The scope of the claims

1. A plasma-excited gas cleaning method for cleaning a surface to be cleaned by irradiating the surface to be cleaned from a plasma irradiation nozzle with a gas curtain surrounding the irradiated plasma-excited gas. However, the plasma excitation gas cleaning method is characterized in that the surface to be cleaned is irradiated with the plasma excitation gas.

2. The plasma-excited gas cleaning method according to claim 1, wherein the pressure of the gas injected from the gas injection nozzle is higher than the pressure of the plasma-excited gas irradiated from the plasma irradiation nozzle.

3. A plasma excited gas cleaning device for cleaning the surface to be cleaned by irradiating the surface to be cleaned from the plasma irradiation nozzle with an injection port provided so as to surround the outer periphery of the plasma irradiation nozzle.
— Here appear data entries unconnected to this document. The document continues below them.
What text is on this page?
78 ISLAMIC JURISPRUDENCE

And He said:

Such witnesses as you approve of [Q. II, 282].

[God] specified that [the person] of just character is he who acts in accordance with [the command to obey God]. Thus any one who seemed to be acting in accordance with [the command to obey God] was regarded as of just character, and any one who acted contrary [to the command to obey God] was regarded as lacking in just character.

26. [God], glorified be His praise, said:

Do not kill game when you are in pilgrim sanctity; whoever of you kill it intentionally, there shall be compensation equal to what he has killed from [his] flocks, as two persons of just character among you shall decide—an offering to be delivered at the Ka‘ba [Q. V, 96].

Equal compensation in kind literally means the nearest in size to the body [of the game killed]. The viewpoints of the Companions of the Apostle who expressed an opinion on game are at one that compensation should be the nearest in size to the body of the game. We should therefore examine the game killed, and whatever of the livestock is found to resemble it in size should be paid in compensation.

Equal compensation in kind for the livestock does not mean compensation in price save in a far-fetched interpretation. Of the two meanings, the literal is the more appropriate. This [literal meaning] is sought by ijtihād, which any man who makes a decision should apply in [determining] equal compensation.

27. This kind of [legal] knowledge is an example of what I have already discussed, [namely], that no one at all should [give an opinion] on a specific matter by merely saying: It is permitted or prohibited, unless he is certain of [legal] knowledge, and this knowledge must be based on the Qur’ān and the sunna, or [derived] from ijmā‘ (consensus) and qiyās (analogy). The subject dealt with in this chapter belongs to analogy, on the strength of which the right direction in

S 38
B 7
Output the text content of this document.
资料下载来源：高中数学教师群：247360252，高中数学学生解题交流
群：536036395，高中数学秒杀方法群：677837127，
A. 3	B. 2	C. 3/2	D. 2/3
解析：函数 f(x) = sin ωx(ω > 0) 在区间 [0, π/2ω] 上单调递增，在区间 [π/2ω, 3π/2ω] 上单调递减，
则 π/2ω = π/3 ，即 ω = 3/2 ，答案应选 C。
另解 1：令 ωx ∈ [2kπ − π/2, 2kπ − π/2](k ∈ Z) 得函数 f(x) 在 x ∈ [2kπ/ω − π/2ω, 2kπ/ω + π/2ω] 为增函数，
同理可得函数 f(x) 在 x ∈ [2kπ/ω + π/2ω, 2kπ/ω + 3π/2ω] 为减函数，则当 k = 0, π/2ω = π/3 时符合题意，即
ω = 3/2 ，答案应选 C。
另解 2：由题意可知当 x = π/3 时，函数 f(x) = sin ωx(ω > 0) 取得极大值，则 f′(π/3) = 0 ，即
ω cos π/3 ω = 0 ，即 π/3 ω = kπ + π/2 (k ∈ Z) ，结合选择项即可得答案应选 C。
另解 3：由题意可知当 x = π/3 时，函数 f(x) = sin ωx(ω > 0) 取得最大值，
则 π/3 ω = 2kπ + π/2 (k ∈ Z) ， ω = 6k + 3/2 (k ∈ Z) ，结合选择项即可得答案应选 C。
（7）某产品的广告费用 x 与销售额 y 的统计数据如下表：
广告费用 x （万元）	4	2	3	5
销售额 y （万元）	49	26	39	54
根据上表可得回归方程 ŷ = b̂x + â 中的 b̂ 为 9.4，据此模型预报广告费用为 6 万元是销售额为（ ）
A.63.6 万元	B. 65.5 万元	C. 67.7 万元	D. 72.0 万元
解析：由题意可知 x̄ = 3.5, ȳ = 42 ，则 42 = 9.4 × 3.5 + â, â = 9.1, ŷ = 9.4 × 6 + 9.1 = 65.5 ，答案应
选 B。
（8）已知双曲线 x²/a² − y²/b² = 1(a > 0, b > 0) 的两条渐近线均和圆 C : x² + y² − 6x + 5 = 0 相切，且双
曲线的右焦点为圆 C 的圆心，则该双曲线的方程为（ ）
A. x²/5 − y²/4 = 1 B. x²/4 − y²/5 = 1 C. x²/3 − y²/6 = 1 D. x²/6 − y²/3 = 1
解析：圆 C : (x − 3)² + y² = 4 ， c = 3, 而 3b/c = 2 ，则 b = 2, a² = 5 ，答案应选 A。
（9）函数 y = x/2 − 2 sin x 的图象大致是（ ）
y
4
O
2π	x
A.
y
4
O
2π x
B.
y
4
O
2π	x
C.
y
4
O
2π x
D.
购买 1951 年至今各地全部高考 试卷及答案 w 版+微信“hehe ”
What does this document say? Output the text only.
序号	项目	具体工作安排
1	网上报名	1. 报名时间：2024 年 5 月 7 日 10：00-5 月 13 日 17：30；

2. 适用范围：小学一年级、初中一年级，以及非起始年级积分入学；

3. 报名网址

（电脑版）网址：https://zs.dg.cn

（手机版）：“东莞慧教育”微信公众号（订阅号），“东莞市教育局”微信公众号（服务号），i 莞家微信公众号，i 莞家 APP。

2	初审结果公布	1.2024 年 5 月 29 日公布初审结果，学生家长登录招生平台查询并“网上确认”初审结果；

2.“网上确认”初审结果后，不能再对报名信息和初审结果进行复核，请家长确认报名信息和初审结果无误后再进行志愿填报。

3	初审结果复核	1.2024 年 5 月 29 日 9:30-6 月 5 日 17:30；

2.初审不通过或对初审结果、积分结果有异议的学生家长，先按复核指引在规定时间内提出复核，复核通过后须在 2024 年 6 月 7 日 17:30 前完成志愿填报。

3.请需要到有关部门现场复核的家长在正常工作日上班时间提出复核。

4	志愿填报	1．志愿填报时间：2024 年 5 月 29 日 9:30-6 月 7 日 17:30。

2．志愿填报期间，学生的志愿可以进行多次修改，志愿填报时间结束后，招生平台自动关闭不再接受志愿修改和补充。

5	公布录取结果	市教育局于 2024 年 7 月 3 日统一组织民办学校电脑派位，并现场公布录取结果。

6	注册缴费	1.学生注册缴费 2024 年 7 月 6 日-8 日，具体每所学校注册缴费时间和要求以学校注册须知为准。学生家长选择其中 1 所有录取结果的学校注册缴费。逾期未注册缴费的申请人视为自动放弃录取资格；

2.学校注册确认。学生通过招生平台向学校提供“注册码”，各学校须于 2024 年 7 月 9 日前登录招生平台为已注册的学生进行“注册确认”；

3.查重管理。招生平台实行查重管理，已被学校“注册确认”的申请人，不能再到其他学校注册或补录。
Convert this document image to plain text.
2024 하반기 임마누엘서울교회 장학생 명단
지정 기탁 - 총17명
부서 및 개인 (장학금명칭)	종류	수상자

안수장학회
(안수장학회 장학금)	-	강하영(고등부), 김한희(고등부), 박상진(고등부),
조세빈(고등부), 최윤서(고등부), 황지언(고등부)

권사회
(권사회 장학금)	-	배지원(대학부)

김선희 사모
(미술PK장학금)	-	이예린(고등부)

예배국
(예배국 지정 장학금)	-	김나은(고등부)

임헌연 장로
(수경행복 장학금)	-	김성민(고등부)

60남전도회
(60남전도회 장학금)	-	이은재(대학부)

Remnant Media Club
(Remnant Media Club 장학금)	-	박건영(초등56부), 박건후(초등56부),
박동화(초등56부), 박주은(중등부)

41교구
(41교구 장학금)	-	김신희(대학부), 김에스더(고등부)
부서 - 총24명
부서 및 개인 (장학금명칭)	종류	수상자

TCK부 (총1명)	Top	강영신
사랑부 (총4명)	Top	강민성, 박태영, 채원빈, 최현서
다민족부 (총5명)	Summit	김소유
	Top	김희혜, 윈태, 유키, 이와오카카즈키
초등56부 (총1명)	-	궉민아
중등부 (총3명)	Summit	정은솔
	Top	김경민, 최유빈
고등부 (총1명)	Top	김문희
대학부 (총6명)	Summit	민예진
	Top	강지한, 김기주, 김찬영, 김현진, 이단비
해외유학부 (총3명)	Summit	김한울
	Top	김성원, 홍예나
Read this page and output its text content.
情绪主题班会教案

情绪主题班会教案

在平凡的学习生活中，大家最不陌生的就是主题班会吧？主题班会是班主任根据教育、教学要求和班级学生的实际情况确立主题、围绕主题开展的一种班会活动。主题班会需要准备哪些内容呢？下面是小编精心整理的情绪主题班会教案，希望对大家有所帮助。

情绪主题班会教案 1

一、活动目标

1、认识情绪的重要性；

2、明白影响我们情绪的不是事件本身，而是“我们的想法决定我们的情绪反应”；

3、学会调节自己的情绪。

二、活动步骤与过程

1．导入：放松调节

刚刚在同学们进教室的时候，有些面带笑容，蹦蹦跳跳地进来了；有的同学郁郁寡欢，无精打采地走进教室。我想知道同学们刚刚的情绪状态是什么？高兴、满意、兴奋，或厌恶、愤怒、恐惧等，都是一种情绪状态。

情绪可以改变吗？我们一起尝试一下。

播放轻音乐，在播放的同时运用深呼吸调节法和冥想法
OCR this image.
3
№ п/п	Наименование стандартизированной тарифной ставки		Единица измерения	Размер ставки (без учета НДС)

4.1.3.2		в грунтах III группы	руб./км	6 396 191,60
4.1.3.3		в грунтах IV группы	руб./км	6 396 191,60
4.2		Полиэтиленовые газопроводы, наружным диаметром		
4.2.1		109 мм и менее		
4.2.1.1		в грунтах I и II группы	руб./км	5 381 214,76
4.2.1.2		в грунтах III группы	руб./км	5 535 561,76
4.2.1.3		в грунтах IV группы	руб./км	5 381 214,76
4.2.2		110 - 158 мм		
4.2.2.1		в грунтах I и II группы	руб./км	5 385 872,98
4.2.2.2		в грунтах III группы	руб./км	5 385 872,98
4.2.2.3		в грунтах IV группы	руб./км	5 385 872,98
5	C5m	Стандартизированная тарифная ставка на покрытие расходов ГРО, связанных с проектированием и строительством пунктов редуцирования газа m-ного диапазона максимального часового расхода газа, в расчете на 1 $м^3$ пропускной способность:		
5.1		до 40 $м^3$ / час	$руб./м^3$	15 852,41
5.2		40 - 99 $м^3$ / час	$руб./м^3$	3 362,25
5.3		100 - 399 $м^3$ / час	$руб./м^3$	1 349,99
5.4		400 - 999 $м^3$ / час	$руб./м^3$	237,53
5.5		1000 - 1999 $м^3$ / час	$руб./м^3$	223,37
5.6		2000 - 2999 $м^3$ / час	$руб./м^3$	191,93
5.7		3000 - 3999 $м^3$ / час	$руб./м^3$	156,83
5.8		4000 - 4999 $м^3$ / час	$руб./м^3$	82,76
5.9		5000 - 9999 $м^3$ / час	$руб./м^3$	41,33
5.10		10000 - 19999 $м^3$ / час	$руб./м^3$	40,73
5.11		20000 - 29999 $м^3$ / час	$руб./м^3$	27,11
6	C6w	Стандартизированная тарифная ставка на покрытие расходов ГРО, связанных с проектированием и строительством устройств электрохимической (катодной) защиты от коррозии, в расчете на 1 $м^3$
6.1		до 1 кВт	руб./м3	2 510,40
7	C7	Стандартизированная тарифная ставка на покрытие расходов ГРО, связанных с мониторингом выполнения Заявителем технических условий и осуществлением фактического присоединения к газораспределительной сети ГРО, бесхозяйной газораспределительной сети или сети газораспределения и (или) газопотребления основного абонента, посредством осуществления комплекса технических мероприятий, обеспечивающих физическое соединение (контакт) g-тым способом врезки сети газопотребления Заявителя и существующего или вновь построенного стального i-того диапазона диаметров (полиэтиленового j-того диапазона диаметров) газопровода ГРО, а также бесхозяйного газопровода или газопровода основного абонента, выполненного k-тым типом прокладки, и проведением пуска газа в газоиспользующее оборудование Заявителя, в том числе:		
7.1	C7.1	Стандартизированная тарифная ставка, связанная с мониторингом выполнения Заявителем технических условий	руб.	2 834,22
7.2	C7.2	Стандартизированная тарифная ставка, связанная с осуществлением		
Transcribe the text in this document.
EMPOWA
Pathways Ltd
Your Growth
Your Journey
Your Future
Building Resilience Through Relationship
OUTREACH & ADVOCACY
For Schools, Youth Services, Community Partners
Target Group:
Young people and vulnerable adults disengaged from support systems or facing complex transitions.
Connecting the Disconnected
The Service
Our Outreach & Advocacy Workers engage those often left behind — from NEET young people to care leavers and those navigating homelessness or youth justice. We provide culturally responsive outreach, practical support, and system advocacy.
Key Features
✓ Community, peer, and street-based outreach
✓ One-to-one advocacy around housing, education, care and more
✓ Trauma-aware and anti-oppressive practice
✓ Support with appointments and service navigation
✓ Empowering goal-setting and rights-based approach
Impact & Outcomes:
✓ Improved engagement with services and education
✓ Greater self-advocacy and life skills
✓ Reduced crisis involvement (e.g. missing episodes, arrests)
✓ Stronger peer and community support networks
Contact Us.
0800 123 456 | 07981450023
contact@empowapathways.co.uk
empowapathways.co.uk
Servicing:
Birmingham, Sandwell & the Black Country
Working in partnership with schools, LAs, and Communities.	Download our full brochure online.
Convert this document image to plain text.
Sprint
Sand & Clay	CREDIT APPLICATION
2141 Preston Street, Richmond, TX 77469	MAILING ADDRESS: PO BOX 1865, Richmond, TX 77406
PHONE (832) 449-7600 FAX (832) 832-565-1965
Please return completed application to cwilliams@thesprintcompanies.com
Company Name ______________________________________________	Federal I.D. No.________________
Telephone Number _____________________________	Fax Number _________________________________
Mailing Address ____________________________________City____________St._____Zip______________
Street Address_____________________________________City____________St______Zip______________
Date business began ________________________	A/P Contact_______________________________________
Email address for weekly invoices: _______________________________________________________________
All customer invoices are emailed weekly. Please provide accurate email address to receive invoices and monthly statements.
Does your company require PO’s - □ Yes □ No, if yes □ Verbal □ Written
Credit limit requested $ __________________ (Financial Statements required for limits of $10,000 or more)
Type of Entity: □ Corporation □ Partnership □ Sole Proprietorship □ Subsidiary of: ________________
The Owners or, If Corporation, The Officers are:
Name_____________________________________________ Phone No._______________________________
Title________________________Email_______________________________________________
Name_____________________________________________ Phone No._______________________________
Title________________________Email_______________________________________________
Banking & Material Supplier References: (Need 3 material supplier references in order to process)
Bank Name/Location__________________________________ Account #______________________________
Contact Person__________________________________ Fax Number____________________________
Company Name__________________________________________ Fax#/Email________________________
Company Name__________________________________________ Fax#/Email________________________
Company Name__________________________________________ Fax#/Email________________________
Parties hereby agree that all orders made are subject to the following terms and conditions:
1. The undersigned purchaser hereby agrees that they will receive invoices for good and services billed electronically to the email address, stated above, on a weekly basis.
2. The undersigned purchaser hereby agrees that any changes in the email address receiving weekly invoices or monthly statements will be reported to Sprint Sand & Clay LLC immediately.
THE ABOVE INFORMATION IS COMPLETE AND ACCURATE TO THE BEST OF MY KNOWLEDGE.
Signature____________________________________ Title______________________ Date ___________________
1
A plasma-excited-gas cleaning apparatus comprising: a gas-injecting nozzle comprising: a gas-injecting gas from the injection port of the gas-injecting nozzle when the plasma-exciting gas is irradiated from the plasma-irradiating nozzle.

4. The plasma excited gas cleaning apparatus according to claim 3, wherein the pressure of the gas injected from the gas injection nozzle is higher than the pressure of the plasma excited gas irradiated from the plasma irradiation nozzle.